I’ve heard it said (too many times) that personal devices have no place in today’s classroom.  I’m not a big proponent of cussing, so I’ll just say, “That’s a load of horse poop!”  C’mon!  It’s the 21st Century!  Everybody and their dog has some form of smartphone / cellphone / tablet / laptop that they use on a daily basis.  Pew researchers found that over 80% of the students in the U.S. have access to the interwebs via some form of personal device.  They basically walk around all day accessing information through their devices…why aren’t we leveraging that in the classroom???

The main argument is that by allowing student the opportunity to use their devices, we are opening up a can of worms in the form of technology abuse.  I’ll admit, students will try to take advantage of the system.  Hey, I remember being a student…it is in our nature to try and push the privileges we get from adults to the limit.  With that being said, just like any other classroom procedure, if there are usage guidelines that are enforced by the teachers and administration, then when a student abuses the privilege…he or she suffers the consequences.  

Students are smart.  

They will begin to put 2 & 2 together to get 4.  They will take note when a classmate loses their device for doing something outside of the usage policy.  Personal device usage can be controlled, as long as there are clear policies with crystal clear consequences for policy abuse.

A second argument lies in the area of fairness.  “Some students won’t have a personal device so they will feel left out.”  True, some students won’t have personal devices.  We seem to think that students will feel left out or ostracized if they don’t have what others have.  This is a bit of a misconception.   I’ve been in education for almost 15 years now, and I’ve seen the student population go from being a very selfish and clique-ish population to a very accepting and welcoming group of people.  

The bringing in of student inclusion has created an educational environment that sees special needs students working hand and hand with their peers.  And because of this inclusiveness, students are learning to see past trivial things like physical, mental, and even poverty issues.  In addition, there are many students out there whose families have money, but don’t want their children to have a persona device…not just yet.  So there will always a handful of students who don’t have a device.

The Solution…

Class Sets.  Instead of purchasing 5 laptop carts, how about purchasing 2 laptop carts and then using the remainder of the money, that would have been spent on laptops…on sets of 5-6 tablets for each classroom (at Best Buy right now, you can get 5 tablets for the cost of one Chromebook…and that’s even before you begin to enter “school discount” prices).  If a student does not have personal device…they simply use the a device from the class set.  

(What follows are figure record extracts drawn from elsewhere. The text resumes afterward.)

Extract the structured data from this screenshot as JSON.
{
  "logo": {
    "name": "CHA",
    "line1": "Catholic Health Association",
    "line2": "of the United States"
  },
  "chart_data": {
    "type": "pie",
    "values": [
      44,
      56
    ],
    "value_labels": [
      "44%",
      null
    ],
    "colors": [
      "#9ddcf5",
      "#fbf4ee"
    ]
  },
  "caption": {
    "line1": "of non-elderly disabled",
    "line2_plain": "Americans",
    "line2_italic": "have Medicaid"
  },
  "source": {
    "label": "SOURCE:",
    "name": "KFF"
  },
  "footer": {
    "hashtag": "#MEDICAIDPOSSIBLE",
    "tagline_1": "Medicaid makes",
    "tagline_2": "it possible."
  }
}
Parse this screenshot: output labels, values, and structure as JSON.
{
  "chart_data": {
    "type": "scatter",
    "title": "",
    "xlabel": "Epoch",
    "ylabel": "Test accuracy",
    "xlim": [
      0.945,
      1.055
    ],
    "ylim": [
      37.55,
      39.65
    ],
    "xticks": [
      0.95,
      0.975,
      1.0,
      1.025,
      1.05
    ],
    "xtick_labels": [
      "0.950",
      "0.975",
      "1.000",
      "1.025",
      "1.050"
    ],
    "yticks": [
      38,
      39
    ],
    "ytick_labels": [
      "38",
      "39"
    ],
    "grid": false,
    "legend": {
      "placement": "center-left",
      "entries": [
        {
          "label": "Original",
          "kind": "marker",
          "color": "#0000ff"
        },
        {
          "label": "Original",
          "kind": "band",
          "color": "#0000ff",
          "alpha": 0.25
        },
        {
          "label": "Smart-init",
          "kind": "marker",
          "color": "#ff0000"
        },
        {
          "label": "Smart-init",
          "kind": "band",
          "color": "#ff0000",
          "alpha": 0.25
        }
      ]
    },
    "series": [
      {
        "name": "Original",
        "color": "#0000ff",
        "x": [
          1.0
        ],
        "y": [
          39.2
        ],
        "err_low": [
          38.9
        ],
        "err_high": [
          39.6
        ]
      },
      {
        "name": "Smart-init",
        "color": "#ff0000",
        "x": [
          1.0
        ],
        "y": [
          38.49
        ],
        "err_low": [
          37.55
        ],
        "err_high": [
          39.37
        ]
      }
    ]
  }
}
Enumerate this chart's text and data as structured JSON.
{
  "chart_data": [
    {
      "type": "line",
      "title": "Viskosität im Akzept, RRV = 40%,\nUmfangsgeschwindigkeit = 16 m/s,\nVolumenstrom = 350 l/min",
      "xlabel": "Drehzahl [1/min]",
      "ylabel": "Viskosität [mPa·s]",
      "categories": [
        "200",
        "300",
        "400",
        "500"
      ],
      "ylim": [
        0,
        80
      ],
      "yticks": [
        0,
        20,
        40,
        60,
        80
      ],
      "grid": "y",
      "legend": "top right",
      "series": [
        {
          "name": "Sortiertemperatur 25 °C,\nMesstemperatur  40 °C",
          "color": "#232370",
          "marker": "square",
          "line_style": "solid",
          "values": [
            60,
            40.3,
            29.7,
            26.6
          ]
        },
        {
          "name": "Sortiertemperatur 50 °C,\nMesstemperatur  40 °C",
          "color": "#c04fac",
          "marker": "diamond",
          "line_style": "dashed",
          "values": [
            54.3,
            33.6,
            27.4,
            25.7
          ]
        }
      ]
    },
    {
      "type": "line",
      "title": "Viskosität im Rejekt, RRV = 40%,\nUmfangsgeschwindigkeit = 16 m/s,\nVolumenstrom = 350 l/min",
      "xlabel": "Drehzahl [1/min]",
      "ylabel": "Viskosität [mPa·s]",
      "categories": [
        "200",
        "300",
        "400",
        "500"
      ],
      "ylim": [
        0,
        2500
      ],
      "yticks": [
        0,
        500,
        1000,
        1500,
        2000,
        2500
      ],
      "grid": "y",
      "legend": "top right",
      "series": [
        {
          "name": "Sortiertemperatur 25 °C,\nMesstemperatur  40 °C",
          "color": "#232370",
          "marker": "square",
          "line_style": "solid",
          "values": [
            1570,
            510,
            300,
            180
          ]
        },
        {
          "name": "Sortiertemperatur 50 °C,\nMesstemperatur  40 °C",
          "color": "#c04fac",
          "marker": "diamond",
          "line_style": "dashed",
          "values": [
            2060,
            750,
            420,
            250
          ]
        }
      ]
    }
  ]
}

Allowing students to use their personal devices can, in the long run, save schools money as they begin to phase out multiple computer labs and laptop carts because students already have access to the internet via their personal device.

Finally, there is the argument that personal devices don’t add value to instruction.  What!?!  There are so many apps out there today that have been designed to help students gain knowledge in the classroom.  Students can download their textbooks, access online dictionaries and encyclopedias, and even access teacher websites where lessons and rubrics are posted.  Add value to the classroom?  I’ll argue that not allowing personal devices in the classroom decreases the value of instruction.

Bottom line: Personal devices in the classroom are not only doable, it is getting to the point where they are a necessity.  Personal devices are ubiquitous.  The majority of the people have them, and they know how to use them efficiently.  Yes students will abuse them, and yes some students won’t have them, but with proper policies in place and with proper equipment in place, personal devices can make the learning experience an out of this world experience for the student…and the teacher.